Investors in Europe are also worried about unchecked inflation and rate hikes by the ECB, which could lead to a recession. As a result, the pan-European STOXX Europe 600 Index ended the week 1.40% lower, Germany’s DAX Index pulled back 2.33%, France’s CAC 40 lost 2.34%, and the UK’s FTSE 100 Index declined 0.56%.
US30 -1.28% |
US100 -4.30% |
US500 -2.21% |
GER40 -2.33% |
Commodities
The commodities market is experiencing growing investor concern about a possible global recession, but on the other hand, risks associated with supply constraints are contributing to the persistent volatility. “The recession fears are the primary bearish factor that has capped the surge in oil prices. In addition, a strong USD also weakens broad commodity markets, including crude prices,” said CMC Markets analyst Tina Teng.
The gold price fell to a 7-month low last week after India, one of the biggest bullion consumers, raised its basic import duty on gold to 12.5% from 7.5%. Prices of most commodities today are moving more in line with supply and demand estimates, so the key driver of prices in the coming weeks will be macro data and US interest rates, which may lead to a strengthening US dollar.
NATGAS -7.88% |
Forex
The US Dollar strengthened against most of its major counterparts over the past week and is again approaching its long-term high. The US Federal Reserve is raising rates at a record pace and intends to continue this trend for some time to come, and the US dollar is again playing the role of safe haven among investors. Rising inflation almost everywhere in the world and the end of cheap money from central banks are forcing investors to buy the dollar despite the threat that the Fed’s aggressive approach will eventually damage the US economy and plunge it into recession. On the other hand, the Australian dollar, seen as a bellwether of the global economy, has fallen to a two-year low over the past week.
EUR/USD -1.16% |
USD/JPY +0.05% |
GBP/USD -1.52% |
USD/CAD -0.08% |
Macro
After good data on durable goods orders, signaling that business spending plans remain strong despite high rates and inflation, the Conference Board’s consumer confidence index came in much lower than anticipated. Then on Wednesday, GDP data showed that the US economy contracted an annualized 1.6% per quarter in Q1 2022. PCE Price marked a downside surprise in inflation signals, and factory activity indicated continued expansion, but at the slowest pace since the summer of 2020.
Lower-than-expected German inflation on Wednesday was indeed positive news, but a rise in unemployment in Europe’s largest economy (the first increase in more than a year) and a rise in Eurozone inflation again suggested that a 0.5% rate hike in July was still on the table.

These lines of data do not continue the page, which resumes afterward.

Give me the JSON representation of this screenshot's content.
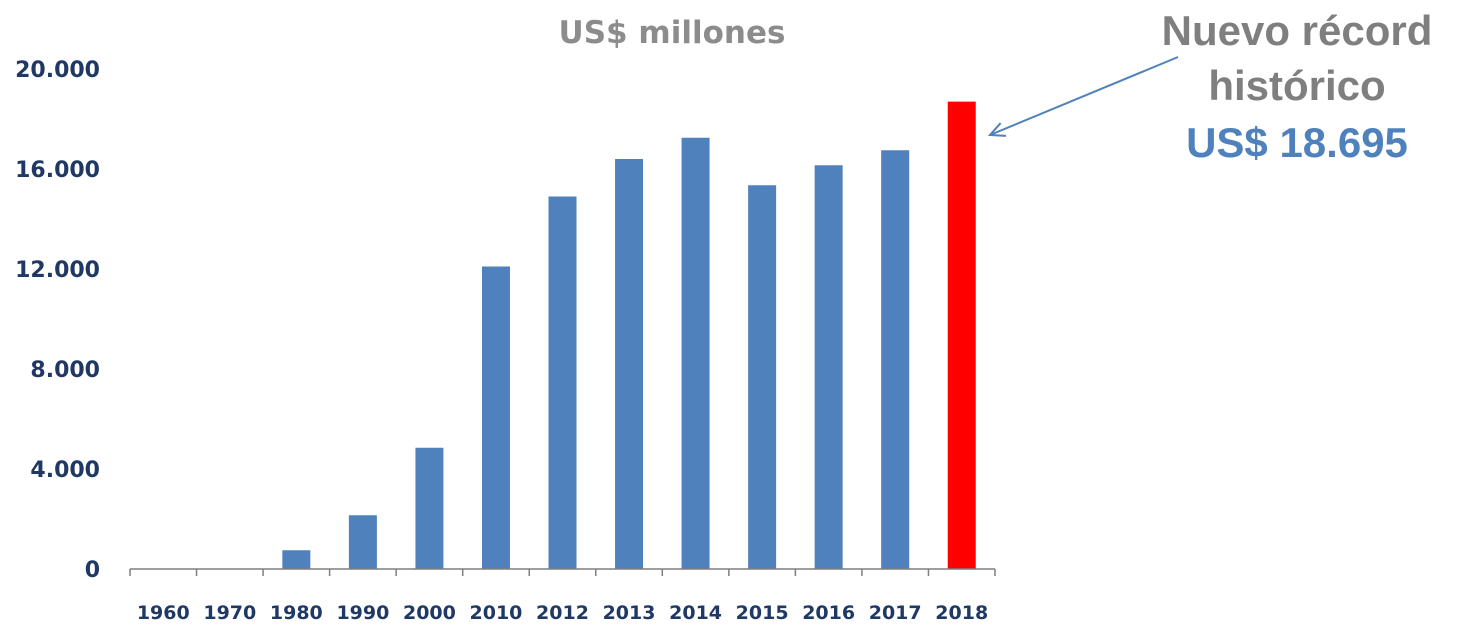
{
  "chart_data": {
    "type": "bar",
    "title": "US$ millones",
    "categories": [
      "1960",
      "1970",
      "1980",
      "1990",
      "2000",
      "2010",
      "2012",
      "2013",
      "2014",
      "2015",
      "2016",
      "2017",
      "2018"
    ],
    "values": [
      20,
      20,
      750,
      2150,
      4850,
      12100,
      14900,
      16400,
      17250,
      15350,
      16150,
      16750,
      18695
    ],
    "ylim": [
      0,
      20000
    ],
    "yticks": [
      "0",
      "4.000",
      "8.000",
      "12.000",
      "16.000",
      "20.000"
    ],
    "ytick_values": [
      0,
      4000,
      8000,
      12000,
      16000,
      20000
    ],
    "grid": false,
    "highlight_index": 12,
    "annotation": {
      "line1": "Nuevo récord",
      "line2": "histórico",
      "value": "US$ 18.695"
    }
  },
  "colors": {
    "bar": "#4f81bd",
    "highlight": "#ff0000",
    "title": "#8c8c8c",
    "annotation_text": "#7f7f7f",
    "annotation_value": "#4f81bd",
    "axis_text": "#1f3864",
    "axis_line": "#7f7f7f",
    "arrow": "#4f81bd"
  }
}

What to watch out for this week
- On Wednesday, we will learn from the FOMC Meeting Minutes how policymakers see interest rates evolving in the near future. A 0.75% rate hike is expected in July, but what happens in September is not so certain. On Thursday, the ECB will also publish the minutes of its June meeting, which plans its first rate hike since 2011 in July. Several Fed speakers are due to make appearances during the week, including New York Fed President John Williams, speaking Wednesday and again on Friday, plus Fed Governor Christopher Waller and St. Louis Fed President James Bullard.

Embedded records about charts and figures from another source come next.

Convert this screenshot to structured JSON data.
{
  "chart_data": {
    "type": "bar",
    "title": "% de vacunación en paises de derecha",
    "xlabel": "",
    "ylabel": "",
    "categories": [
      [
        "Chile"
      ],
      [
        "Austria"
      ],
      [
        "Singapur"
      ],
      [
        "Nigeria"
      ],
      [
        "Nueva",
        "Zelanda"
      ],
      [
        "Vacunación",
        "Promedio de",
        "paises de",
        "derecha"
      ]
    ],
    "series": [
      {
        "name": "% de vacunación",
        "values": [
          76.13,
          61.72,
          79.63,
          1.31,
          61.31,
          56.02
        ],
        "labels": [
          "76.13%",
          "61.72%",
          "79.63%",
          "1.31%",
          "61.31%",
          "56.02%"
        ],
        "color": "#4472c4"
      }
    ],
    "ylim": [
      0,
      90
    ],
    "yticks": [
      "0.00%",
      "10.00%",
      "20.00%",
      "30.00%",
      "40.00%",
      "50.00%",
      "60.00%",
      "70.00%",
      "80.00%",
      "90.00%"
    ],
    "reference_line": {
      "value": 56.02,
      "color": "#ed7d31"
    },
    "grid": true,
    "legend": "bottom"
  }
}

- The Reserve Bank of Australia is also expected to raise rates by 0.5% on Wednesday. The RBA outperformed markets with its 0.5% hike a month ago, and investors expect a similar rate move this week. The bank is trying to fight inflation at 20-year highs, helped by a weak Australian dollar and soaring power and labour costs.
- The most anticipated report of the week will come on Friday when the nonfarm payrolls report arrives, showing how the labour market is performing. Economists expect 270,000 jobs to have been added in June, slowing from 390,000 in the previous month but still remaining robust; unemployment is expected to remain at 3.6%. Nevertheless, weaker-than-expected data may reinforce recession fears and strengthen the case for a less aggressive Fed approach to rate hikes.
- On Wednesday, JOLTs job openings data for May will be released, as well as ISM PMIs from the non-manufacturing and services sectors.